Dari Pesantren untuk HUT Kemerdekaan Republik Indonesia

Serambimata.com – Sudah dua hari berlalu Ulang Tahun ke-7 Kemerdekaan RI ke-72 diperingati serentak di seluruh pelosok negeri. Upacara bendera sebagai salah satu ritual wajib di setiap hari kemerdekaan 17 Agustus digelar di berbagai tempat, mulai dari perkantoran, sekolah, pesantren, istana negara hingga di gunung-gunung, udara bahkan di laut. Bagi umat Islam, momen seperti ini tidak hanya menjadi momentum untuk mengenang jasa para pahlawan dalam meraih dan mempertahankan kemerdekaan tapi juga penting untuk penanaman cinta tanah air yang menjadi salah satu indikator keimanan seseorang, hubbul wathan minal iman. 

Yang menarik dan cukup menyita perhatian publik adalah bagaimana beberapa pesantren di nusantara sebagai lembaga pendidikan keislaman juga turut ambil bagian dalam setiap peringatan ulang tahun kemerdekaan Indonesia. Tak sedikit pesantren yang melaksanakan upacara bendera meskipun dengan cara dan busana unik sesuai dengan tradisi dan ciri khas di masing-masing pesantren. Sarung, jubah atau bahkan ada pula yang sudah mengenakan busana modern sesuai standart nasional pelaksanaan upacara bendera. 
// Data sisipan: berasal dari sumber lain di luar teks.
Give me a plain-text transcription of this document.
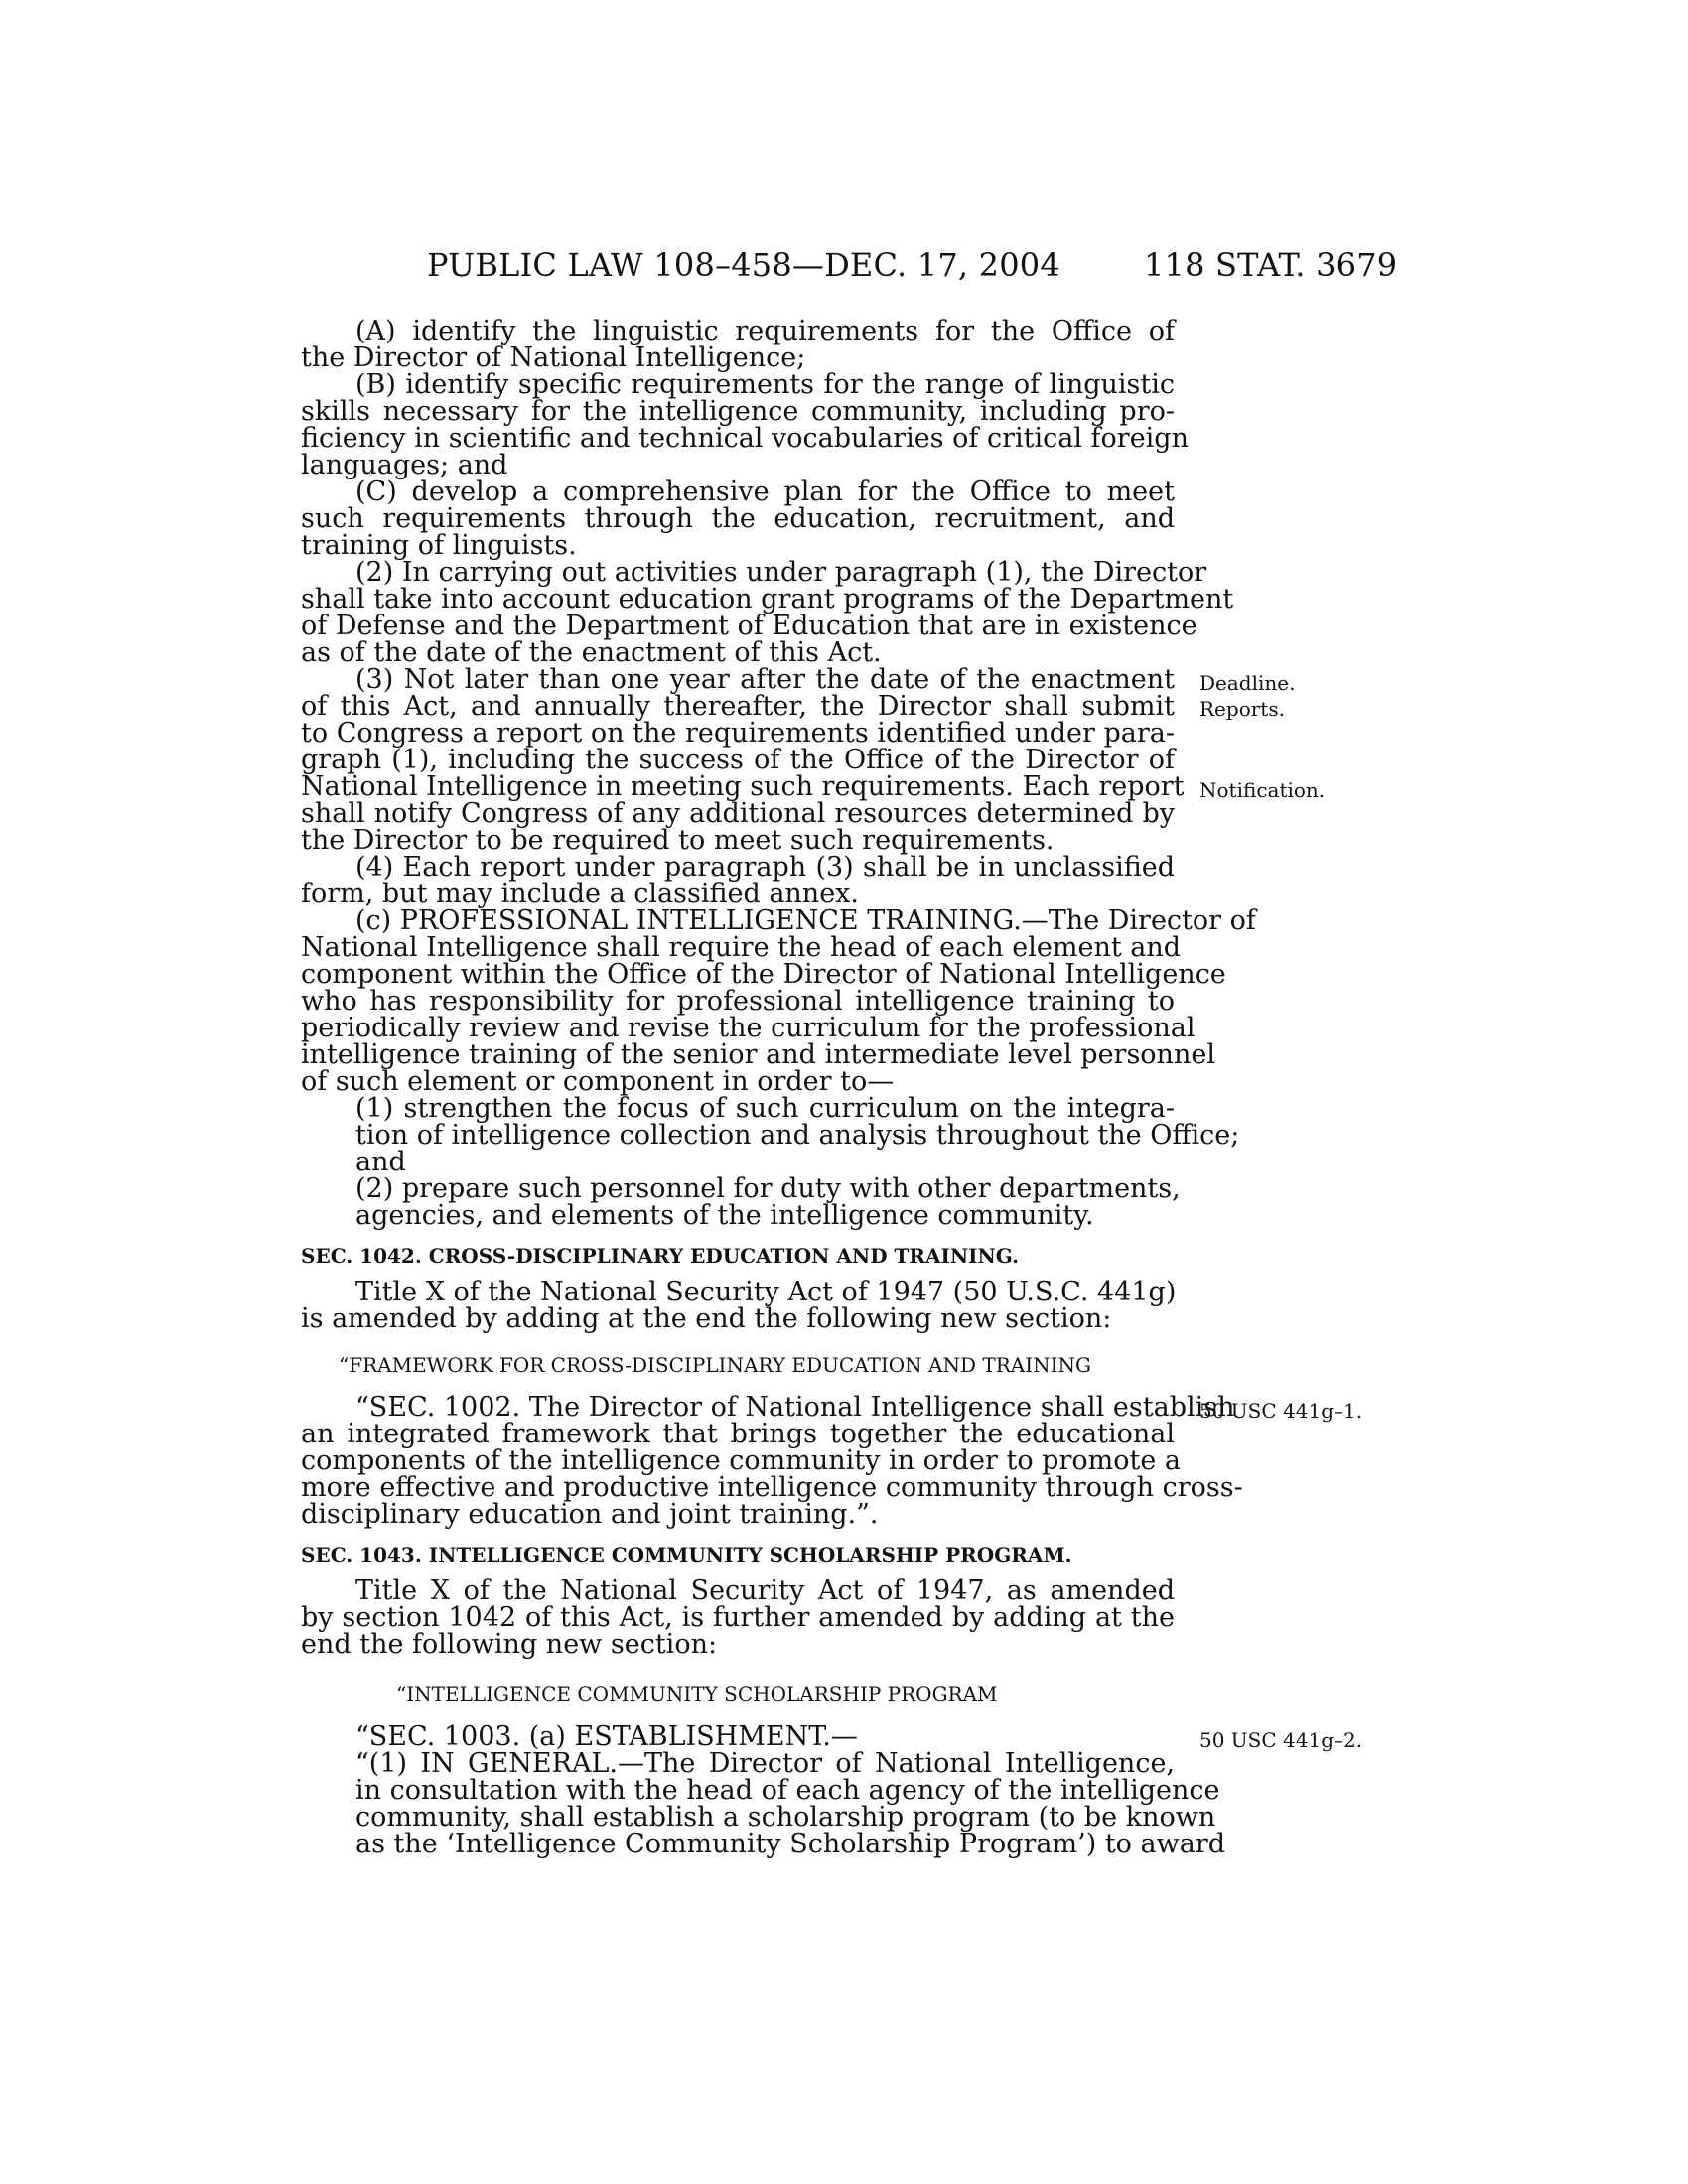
PUBLIC LAW 108–458—DEC. 17, 2004	118 STAT. 3679
(A) identify the linguistic requirements for the Office of
the Director of National Intelligence;
(B) identify specific requirements for the range of linguistic
skills necessary for the intelligence community, including pro-
ficiency in scientific and technical vocabularies of critical foreign
languages; and
(C) develop a comprehensive plan for the Office to meet
such requirements through the education, recruitment, and
training of linguists.
(2) In carrying out activities under paragraph (1), the Director
shall take into account education grant programs of the Department
of Defense and the Department of Education that are in existence
as of the date of the enactment of this Act.
(3) Not later than one year after the date of the enactment
of this Act, and annually thereafter, the Director shall submit
to Congress a report on the requirements identified under para-
graph (1), including the success of the Office of the Director of
National Intelligence in meeting such requirements. Each report
shall notify Congress of any additional resources determined by
the Director to be required to meet such requirements.
(4) Each report under paragraph (3) shall be in unclassified
form, but may include a classified annex.
(c) PROFESSIONAL INTELLIGENCE TRAINING.—The Director of
National Intelligence shall require the head of each element and
component within the Office of the Director of National Intelligence
who has responsibility for professional intelligence training to
periodically review and revise the curriculum for the professional
intelligence training of the senior and intermediate level personnel
of such element or component in order to—
(1) strengthen the focus of such curriculum on the integra-
tion of intelligence collection and analysis throughout the Office;
and
(2) prepare such personnel for duty with other departments,
agencies, and elements of the intelligence community.
SEC. 1042. CROSS-DISCIPLINARY EDUCATION AND TRAINING.
Title X of the National Security Act of 1947 (50 U.S.C. 441g)
is amended by adding at the end the following new section:
“FRAMEWORK FOR CROSS-DISCIPLINARY EDUCATION AND TRAINING
“SEC. 1002. The Director of National Intelligence shall establish
an integrated framework that brings together the educational
components of the intelligence community in order to promote a
more effective and productive intelligence community through cross-
disciplinary education and joint training.”.
SEC. 1043. INTELLIGENCE COMMUNITY SCHOLARSHIP PROGRAM.
Title X of the National Security Act of 1947, as amended
by section 1042 of this Act, is further amended by adding at the
end the following new section:
“INTELLIGENCE COMMUNITY SCHOLARSHIP PROGRAM
“SEC. 1003. (a) ESTABLISHMENT.—
“(1) IN GENERAL.—The Director of National Intelligence,
in consultation with the head of each agency of the intelligence
community, shall establish a scholarship program (to be known
as the ‘Intelligence Community Scholarship Program’) to award
Deadline.
Reports.
Notification.
50 USC 441g–1.
50 USC 441g–2.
Meskipun tidak tercatat  dalam sejarah, peran pesantren dalam merebut dan mempertahankan kemerdekaan tak bisa dihapus begitu saja. Para saksi dan pelaku sejarah telah dengan gamblang mengakui peran besar pesantren dan para Kiai dalam berjuang melawan dan mengusir penjajah. Resolusi jihad yang diserukan Rais Akbar KH. Hasyim As’ari bersama KH. Abdul Wahab Hasbullah sebagai ketua besar PBNU bersama para ulama lainnya pada tanggal 22 Oktober 1945 mampu mambakar semangat para Kiai dan kaum santri  untuk berjihad melawan Belanda dan sekutunya dalam mempertahankan tanah air dan bangsanya.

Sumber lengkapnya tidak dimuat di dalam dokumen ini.